Autres éléments à charge, le numéro de série du passeport. Il appartient à un lot d’une centaine de passeports diplomatiques vierges volés en 2014 à Bangui. Par ailleurs en date du 19 mars le ministère n’a émis que deux passeports diplomatiques. Aucun au nom de Becker Boris. Enfin, ce genre de passeport obéit à des règles de fabrication simples. Le demandeur doit se rendre dans un centre à Paris ou à Bangui pour que ses données biométriques, empreintes digitales ou fond d’œil soient recueillis. Des centres où jamais Boris Becker ne se serait rendu, selon le ministère.
« Pour qu’une nomination soit faite, ajoute le chef de la diplomatie centrafricaine, il faut que je sois instruit par le président de la République qui m’autorise à prendre un acte administratif de nomination. C’est cet acte administratif qui confère le grade ou le titre du poste à occuper et c’est ce titre ou cet acte administratif qui permettra la délivrance effective d’un passeport diplomatique à l’intéressé », explique à RFI Charles Armel Doubane.
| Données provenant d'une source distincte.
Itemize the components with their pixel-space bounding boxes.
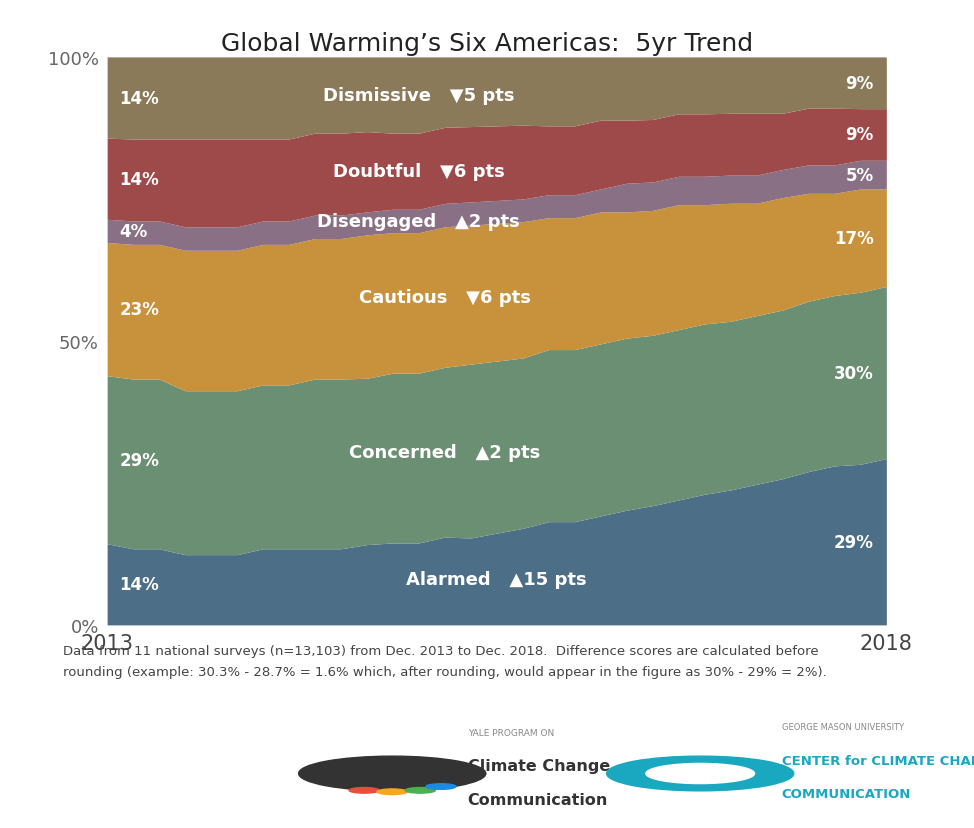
Circle shape (426, 784, 456, 789)
Text: Disengaged   ▲2 pts: Disengaged ▲2 pts (318, 213, 520, 231)
Text: Dismissive   ▼5 pts: Dismissive ▼5 pts (323, 87, 514, 105)
Circle shape (607, 756, 794, 791)
Text: 4%: 4% (120, 223, 148, 241)
Text: YALE PROGRAM ON: YALE PROGRAM ON (468, 728, 554, 737)
Text: 14%: 14% (120, 575, 160, 594)
Text: Doubtful   ▼6 pts: Doubtful ▼6 pts (333, 163, 505, 181)
Circle shape (646, 763, 755, 783)
Text: GEORGE MASON UNIVERSITY: GEORGE MASON UNIVERSITY (782, 722, 904, 731)
Text: rounding (example: 30.3% - 28.7% = 1.6% which, after rounding, would appear in t: rounding (example: 30.3% - 28.7% = 1.6% … (63, 665, 827, 678)
Text: Communication: Communication (468, 792, 608, 806)
Text: Cautious   ▼6 pts: Cautious ▼6 pts (358, 289, 531, 306)
Text: Global Warming’s Six Americas:  5yr Trend: Global Warming’s Six Americas: 5yr Trend (221, 31, 753, 55)
Text: COMMUNICATION: COMMUNICATION (782, 787, 911, 800)
Text: 29%: 29% (834, 533, 874, 551)
Text: 5%: 5% (845, 166, 874, 185)
Circle shape (405, 787, 435, 793)
Text: 30%: 30% (834, 364, 874, 382)
Text: 23%: 23% (120, 301, 160, 319)
Text: 29%: 29% (120, 451, 160, 469)
Text: 17%: 17% (834, 229, 874, 248)
Circle shape (377, 789, 407, 795)
Circle shape (349, 787, 379, 793)
Text: 14%: 14% (120, 89, 160, 108)
Text: 9%: 9% (845, 75, 874, 93)
Text: CENTER for CLIMATE CHANGE: CENTER for CLIMATE CHANGE (782, 753, 974, 767)
Text: Data from 11 national surveys (n=13,103) from Dec. 2013 to Dec. 2018.  Differenc: Data from 11 national surveys (n=13,103)… (63, 644, 819, 657)
Text: 9%: 9% (845, 127, 874, 144)
Circle shape (299, 756, 486, 791)
Text: Concerned   ▲2 pts: Concerned ▲2 pts (349, 444, 541, 462)
Text: Alarmed   ▲15 pts: Alarmed ▲15 pts (406, 570, 587, 589)
Text: 14%: 14% (120, 171, 160, 189)
Text: Climate Change: Climate Change (468, 758, 610, 773)
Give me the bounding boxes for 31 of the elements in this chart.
Face au tollé, Boris Becker a donné mardi 19 juin une interview au journal allemand Top Magazin Frankfurt. Dans cet entretien, l’ancien champion maintient sa version. « En avril dernier, j’ai été nommé par Son Excellence le président Touadéra comme attaché pour le sport, la culture et les affaires humanitaires, en présence de l’ambassadeur. Je suis très honoré de cette tâche que l’on m’a confiée », déclare Boris Becker qui promet de prendre ses fonctions prochainement. Quand le journaliste Christian Hiller von Gaertringen lui demande si la fonction l’aurait intéressé s’il n’avait pas d’ennuis judiciaires, Boris Becker reconnaît quelques avantages : « L’un n’a rien à voir avec l’autre (…) Il est vrai que mon statut de diplomate me confère certains privilèges, comme l’immunité dans certains cas. Il faudra vérifier. Mais ce n’est pas ce qui m’importe le plus. Ceci dit, c’est une réalité, un fait : je suis aujourd’hui diplomate de Centrafrique (…) J’ai reçu personnellement le passeport de l’ambassadeur [Daniel Emery] Dede à Bruxelles, au mois d’avril. Je ne peux rien dire d’autre. »
Daniel Emery Dede, ambassadeur de Centrafrique à Bruxelles depuis 2014, ancien ministre, est en effet au cœur de l’affaire. Sur l’antenne de nos confrères de la Deutsche Welle le 18 juin, il confirmait le « recrutement » du sextuple vainqueur en Grand Chelem. « Je confirme qu’il a un passeport diplomatique. Je confirme aussi qu’il a été recruté à ses frais puisque nous n’avons pas d’argent pour le payer pour être notre mobilisant pour les moyens sportifs, des équipements sociaux et tout ce qui est du domaine humanitaire, rattaché ici à l’ambassade. »
Qui a donc fabriqué ou fait fabriquer ce faux passeport ? Sous quelles conditions a-t-il été octroyé à Boris Becker ? Contacté ce mercredi, l’ambassadeur Daniel Emery Dede n’était pas joignable pour répondre aux questions de RFI. De son côté le ministre centrafricain des Affaires étrangères dit avoir saisi son collègue de la Justice pour que des poursuites soient engagées.